Shaving Soap Review: Barrister and Mann “Reserve Spice”

Posted: November 26, 2017 in Shaving Articles

Ease of Lathering: In an unusual move, I’m going to say “Weird”. This is a super thirsty formula. I’m not kidding. Put some water on the puck to loosen it. Leave more water in your brush. You’ll still be well within margin, and will have to add more, and more again. The soap also loads with, to me, a very strange consistency. Something I’ve never experienced. Without wishing to sound grotesque, I found the formative soap to resemble snot. It starts as a stringy, glutinous mess, but will turn into a nice, slightly nut-brown lather if you work a bit. Not hard, again, just weird and totally novel in my experience. I’m not a soap maker, so I don’t know what kind of chemical interaction is at play to make this happen.

Protection: Excellent. This is not quite the same formulation as the white-jar or “glissant” bases. It is a tallow base, but doesn’t have lanolin. It has a high glycerin component, and has a whole bunch of different other saponified oils as well. This is a high quality soap. Perhaps its character doesn’t quite send me into the paroxysms of joy that some people experience, but it doesn’t leave you wanting in regards to slickness or cushion. It’s not so much the end result as the method of getting there, at least for me.

Residual Slickness: Very good. No issues here at all. Just a step behind the very best slickness I’ve experienced.

Scent: Good scent. I don’t find that it knocks me down in terms of being an homage to Old Spice. I like but don’t love it. I feel like, in a lot of ways, Crown King “Sundown” is a better Old Spice scent (even though it doesn’t really even mean to be) than the Reserve Spice. All that said, the Reserve Spice is not going to be a disappointment if you’re looking for that classic scent profile.
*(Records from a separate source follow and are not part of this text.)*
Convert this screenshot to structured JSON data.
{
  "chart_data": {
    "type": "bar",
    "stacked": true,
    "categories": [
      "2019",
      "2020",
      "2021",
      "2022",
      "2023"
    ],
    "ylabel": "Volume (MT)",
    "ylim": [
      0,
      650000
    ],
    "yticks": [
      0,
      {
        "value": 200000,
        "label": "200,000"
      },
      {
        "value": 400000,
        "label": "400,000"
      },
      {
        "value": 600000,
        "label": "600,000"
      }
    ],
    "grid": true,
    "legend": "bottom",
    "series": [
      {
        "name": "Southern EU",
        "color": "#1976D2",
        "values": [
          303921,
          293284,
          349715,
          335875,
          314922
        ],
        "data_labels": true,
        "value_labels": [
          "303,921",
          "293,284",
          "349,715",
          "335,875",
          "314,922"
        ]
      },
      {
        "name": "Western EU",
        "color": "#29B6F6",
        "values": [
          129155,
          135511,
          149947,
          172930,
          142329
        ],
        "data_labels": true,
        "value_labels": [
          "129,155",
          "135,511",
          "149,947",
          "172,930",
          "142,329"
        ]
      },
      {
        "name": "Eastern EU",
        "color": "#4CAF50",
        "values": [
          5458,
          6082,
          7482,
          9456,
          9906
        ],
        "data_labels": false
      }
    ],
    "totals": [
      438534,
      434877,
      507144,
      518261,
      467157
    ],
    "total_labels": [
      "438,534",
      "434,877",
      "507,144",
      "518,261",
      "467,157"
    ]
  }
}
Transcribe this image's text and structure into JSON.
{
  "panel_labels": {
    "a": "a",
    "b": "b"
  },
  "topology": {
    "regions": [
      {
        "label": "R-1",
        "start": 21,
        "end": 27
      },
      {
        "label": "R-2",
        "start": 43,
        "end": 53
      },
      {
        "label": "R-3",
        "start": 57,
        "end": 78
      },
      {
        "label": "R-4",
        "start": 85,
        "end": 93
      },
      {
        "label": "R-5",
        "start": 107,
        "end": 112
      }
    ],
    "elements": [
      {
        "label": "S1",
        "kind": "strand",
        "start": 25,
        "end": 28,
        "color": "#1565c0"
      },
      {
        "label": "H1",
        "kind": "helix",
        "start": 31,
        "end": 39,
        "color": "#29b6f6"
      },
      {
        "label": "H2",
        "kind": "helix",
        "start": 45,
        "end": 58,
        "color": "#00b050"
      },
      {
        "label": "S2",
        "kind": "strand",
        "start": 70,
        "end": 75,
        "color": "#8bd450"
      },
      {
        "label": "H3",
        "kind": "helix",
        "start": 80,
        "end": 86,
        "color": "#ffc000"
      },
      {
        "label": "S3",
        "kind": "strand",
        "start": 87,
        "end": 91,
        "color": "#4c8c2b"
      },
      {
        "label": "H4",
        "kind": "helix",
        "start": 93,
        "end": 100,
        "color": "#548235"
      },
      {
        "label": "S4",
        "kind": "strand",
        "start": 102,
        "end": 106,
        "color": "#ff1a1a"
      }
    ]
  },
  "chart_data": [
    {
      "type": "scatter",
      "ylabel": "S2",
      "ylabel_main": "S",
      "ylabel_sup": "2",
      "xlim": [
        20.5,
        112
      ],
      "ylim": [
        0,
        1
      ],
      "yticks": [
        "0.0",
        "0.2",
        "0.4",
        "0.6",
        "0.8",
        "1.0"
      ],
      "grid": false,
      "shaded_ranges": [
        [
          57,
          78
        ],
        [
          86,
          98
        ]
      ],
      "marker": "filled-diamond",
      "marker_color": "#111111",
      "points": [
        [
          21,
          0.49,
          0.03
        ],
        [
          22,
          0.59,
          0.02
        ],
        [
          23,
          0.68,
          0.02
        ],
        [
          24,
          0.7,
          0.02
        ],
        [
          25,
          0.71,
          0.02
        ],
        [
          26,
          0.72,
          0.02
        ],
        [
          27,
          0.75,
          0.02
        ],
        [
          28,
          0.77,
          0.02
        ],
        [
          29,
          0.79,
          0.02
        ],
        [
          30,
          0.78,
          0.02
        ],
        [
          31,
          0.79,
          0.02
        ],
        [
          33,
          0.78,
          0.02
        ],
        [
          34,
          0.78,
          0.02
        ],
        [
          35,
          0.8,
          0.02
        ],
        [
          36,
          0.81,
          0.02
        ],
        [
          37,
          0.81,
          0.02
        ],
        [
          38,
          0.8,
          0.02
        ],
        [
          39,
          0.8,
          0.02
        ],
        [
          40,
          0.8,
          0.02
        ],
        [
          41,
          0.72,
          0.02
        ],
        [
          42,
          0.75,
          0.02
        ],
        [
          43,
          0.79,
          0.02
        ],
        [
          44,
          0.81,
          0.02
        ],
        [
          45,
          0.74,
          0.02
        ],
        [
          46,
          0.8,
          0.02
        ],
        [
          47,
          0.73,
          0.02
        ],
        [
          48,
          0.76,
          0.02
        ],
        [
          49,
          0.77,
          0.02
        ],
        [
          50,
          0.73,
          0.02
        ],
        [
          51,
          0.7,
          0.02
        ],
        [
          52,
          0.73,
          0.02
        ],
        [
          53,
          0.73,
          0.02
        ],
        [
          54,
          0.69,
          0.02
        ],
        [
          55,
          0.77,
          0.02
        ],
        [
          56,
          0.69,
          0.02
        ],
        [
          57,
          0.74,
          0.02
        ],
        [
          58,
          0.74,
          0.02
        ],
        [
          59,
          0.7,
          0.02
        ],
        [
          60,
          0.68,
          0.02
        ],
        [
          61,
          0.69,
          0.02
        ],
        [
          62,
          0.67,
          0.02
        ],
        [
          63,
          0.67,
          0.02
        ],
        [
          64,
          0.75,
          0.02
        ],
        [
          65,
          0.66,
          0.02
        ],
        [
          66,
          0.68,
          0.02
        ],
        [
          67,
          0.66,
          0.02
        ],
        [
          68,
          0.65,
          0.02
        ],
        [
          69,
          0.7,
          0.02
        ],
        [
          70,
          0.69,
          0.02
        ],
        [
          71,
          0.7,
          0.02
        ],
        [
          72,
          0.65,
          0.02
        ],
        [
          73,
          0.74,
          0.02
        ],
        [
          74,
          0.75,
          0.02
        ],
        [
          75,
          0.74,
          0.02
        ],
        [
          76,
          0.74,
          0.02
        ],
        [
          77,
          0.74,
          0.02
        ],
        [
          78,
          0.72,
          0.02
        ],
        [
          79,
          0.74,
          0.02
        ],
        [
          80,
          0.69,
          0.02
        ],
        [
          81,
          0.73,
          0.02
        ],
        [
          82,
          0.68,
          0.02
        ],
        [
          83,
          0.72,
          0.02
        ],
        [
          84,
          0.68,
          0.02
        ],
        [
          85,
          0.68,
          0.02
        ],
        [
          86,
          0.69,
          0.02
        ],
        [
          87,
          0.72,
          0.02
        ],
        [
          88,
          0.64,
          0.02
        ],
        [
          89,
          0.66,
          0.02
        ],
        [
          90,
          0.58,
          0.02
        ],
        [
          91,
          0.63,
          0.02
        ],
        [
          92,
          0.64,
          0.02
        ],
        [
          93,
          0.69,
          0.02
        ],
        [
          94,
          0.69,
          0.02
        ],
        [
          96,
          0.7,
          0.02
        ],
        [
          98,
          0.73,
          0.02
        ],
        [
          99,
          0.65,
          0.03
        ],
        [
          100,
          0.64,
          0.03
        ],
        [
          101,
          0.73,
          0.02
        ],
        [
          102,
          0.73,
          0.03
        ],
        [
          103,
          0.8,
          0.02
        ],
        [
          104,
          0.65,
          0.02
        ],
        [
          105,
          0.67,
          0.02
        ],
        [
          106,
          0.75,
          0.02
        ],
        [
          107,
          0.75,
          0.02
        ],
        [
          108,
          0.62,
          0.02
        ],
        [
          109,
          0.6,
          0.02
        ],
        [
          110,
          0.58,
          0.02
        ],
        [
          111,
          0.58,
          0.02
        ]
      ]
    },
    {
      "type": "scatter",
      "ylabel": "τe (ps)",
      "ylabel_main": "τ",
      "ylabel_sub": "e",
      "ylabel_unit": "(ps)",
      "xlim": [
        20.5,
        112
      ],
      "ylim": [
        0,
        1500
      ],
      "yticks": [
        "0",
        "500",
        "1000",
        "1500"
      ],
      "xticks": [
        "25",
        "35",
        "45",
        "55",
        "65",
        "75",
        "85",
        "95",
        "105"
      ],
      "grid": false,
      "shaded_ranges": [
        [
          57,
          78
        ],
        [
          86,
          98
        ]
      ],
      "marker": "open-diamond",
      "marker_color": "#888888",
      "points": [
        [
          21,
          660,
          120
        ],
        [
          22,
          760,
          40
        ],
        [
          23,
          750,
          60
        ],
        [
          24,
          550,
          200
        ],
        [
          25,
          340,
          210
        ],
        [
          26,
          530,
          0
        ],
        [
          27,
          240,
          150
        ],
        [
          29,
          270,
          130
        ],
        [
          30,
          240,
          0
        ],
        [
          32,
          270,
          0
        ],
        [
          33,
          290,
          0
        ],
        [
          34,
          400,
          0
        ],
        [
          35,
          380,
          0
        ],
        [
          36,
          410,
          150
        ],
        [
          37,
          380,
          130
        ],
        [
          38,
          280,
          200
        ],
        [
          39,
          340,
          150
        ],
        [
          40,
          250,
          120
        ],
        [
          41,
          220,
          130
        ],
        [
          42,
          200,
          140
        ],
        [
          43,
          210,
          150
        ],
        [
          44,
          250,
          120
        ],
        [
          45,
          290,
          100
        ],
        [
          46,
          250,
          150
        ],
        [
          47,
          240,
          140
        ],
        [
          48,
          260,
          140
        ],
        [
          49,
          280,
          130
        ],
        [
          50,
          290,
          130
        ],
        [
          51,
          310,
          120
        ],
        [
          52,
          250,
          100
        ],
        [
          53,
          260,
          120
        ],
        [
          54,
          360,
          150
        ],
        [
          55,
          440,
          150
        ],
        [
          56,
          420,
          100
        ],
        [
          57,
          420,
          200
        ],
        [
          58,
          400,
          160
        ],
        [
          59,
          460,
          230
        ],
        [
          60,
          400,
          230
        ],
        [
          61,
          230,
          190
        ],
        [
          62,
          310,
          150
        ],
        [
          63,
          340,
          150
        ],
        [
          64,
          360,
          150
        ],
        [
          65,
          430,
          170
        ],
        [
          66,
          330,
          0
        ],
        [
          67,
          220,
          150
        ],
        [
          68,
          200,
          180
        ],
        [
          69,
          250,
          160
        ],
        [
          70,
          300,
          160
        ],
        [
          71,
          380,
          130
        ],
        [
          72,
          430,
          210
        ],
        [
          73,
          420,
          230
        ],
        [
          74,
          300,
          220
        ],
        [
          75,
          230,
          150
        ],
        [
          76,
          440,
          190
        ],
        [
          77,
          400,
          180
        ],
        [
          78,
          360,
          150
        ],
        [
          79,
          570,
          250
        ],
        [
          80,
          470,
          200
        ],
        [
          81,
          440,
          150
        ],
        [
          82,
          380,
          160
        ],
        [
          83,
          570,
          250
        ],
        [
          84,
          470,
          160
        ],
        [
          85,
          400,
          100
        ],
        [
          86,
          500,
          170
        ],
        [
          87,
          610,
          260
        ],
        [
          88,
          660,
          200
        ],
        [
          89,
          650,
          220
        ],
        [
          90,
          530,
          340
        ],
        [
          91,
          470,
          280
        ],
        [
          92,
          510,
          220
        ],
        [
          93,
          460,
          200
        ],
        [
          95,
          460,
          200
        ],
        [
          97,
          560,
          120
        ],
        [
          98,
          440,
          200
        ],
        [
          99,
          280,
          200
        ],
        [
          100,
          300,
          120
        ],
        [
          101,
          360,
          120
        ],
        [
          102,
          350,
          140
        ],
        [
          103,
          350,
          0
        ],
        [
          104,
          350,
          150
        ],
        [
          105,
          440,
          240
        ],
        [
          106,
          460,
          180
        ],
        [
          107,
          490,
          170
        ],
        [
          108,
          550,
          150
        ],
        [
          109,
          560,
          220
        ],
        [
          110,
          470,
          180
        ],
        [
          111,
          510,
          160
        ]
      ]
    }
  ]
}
Production/Value: Barrister and Mann is right at the top end of what I’d consider to be a mid-priced soap. The presentation here is classy and refined, with the wide-mouth jar and strong graphic design for the labels. I find that it leaves me wondering if I’ve paid a few bucks too much, though. I just want that extra “something” I’m not really feeling for the higher cost. The shave soap business is exceedingly competitive right now, and you can get so much for, say, fifteen bucks/tub that charging more for your product will often bring a sense of lofty expectations. I’m not going to say that the Barrister and Mann products are poor values. No. They are hard pucks that will yield a lot of shaves per ounce, and the quality is there. However, they’re far from the only game in town, and other soaps seem to deliver the goods at a lower price point.

Notes: I will go against the general trend and say that I prefer the white jar B&M formula to this one. Once learned, it lathers in a predictable and normal manner. There’s no weird, congealed mucus phase. I may be missing out on some grand idea that others can grasp, but this one isn’t quite a home run for me. That’s not to say that, with several more shaves under my belt with this stuff, I won’t suddenly click with it. That’s happened before. Early days, though, I’m a little on the fence about Reserve Spice.

Cheers, and Happy Shaving!

  1. Mike Casetta says:

    You nailed it! My thoughts exactly on this!